I'm wondering, in Shamir secret sharing, can generator of the shares, keep the x values which are used in evaluating the polynomial to obtain y values (i.e., the shares) secret, and whenever the original secret is needed, he retrieves the t shares and reconstructs the secret? In this setting the share holders should not be able to construct the secret even all of them collude. Is there any secure way of doing so?
Each share in Shamir-type secret-sharing schemes has two parts: the share value $f(x_i)$ which is the value taken on by a certain polynomial $f(\cdot)$, and the share "location" $x_i$. The "dealer" who constructs the shares and hands them out to individual shareholders is assumed to have handed out $(x_i, f(x_i))$ to the $i$-th share holder. In this scenario, any $k$ (or more) shareholders in a $(k,n)$ scheme can get together and reconstruct the secret, and fewer than $k$ shareholders cannot reconstruct the secret.

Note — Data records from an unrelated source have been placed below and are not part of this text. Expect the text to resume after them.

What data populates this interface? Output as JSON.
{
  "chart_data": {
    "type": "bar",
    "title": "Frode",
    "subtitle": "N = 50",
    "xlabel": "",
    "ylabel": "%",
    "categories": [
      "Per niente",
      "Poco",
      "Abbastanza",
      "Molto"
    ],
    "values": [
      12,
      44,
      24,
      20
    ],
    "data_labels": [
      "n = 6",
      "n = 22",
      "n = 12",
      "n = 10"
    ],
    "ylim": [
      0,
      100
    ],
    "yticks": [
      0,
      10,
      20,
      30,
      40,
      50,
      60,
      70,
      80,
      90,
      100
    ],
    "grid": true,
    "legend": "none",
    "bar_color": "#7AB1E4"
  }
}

If the dealer hands out only $f(x_i)$ to the $i$-th share holder and merely makes a note in his records that the $i$-th share holder's share location is $x_i$, then only the dealer can reconstruct the secret when $k$ or more shareholders make an application to the dealer; the $k$ shareholders cannot reconstruct the secret by themselves because while they all know their share values, they do not know the location of those shares. This scheme is, of course, fraught with danger in case the dealer's list is lost or is corrupted in various ways: the secret might be irretrievably lost.

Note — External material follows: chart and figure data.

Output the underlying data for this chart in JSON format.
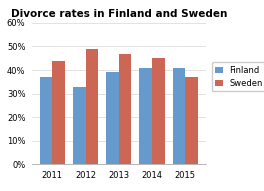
{
  "title": "Divorce rates in Finland and Sweden",
  "years": [
    "2011",
    "2012",
    "2013",
    "2014",
    "2015"
  ],
  "finland": [
    0.37,
    0.33,
    0.39,
    0.41,
    0.41
  ],
  "sweden": [
    0.44,
    0.49,
    0.47,
    0.45,
    0.37
  ],
  "finland_color": "#6699CC",
  "sweden_color": "#CC6655",
  "ylim": [
    0,
    0.6
  ],
  "yticks": [
    0.0,
    0.1,
    0.2,
    0.3,
    0.4,
    0.5,
    0.6
  ],
  "legend_labels": [
    "Finland",
    "Sweden"
  ],
  "plot_bg_color": "#FFFFFF",
  "fig_bg_color": "#FFFFFF",
  "title_fontsize": 7.5,
  "tick_fontsize": 6.0,
  "legend_fontsize": 6.0,
  "bar_width": 0.38
}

See also this answer for how enemies can attack a Shamir-type secret sharing scheme by tampering with share values and by tampering with share locations, and how to get around such problems.
Sure the dealer can do that. The real question is, what kind of security does it provide? If the attacker can verify when he has found the right $x$ values, then at best the security of the scheme is computational in the size of the underlying finite field. If the attacker cannot verify when he has found the right $x$ values, the security may be information theoretic. Prior work (Security Limitations of Using Secret Sharing for Data Outsourcing by Dautrich and Ravishankar) has found that for $k$-out-of-$n$ (where $k<n$), if the attacker can gather $k+2$ shares, even without knowing the $x$ values, the attacker is able to recover the secret. It is unclear exactly how this applies when $k=n$, though it at least makes one feel uncomfortable.
Fear not, however, there is a better way to do it that has been well studied. You never specify how many of the recipients must work with the dealer to recover the secret. In other words, do all the recipients have to send their shares back or only some fraction? I'll assume it is some threshold $t$ (which could be all of them).
The answer is to do 2 layers of secret sharing. The dealer begins by using xor-sharing to split the secret into two shares. This is done by picking a random value $r_1$ and setting $r_2=r_1\oplus s$ (where $s$ is the original secret to be shared). The dealer keeps $r_1$. Then shares $r_2$ with the other people using standard t-out-of-n Shamir Secret Sharing (or if $t==n$, you can again use xor-secret sharing).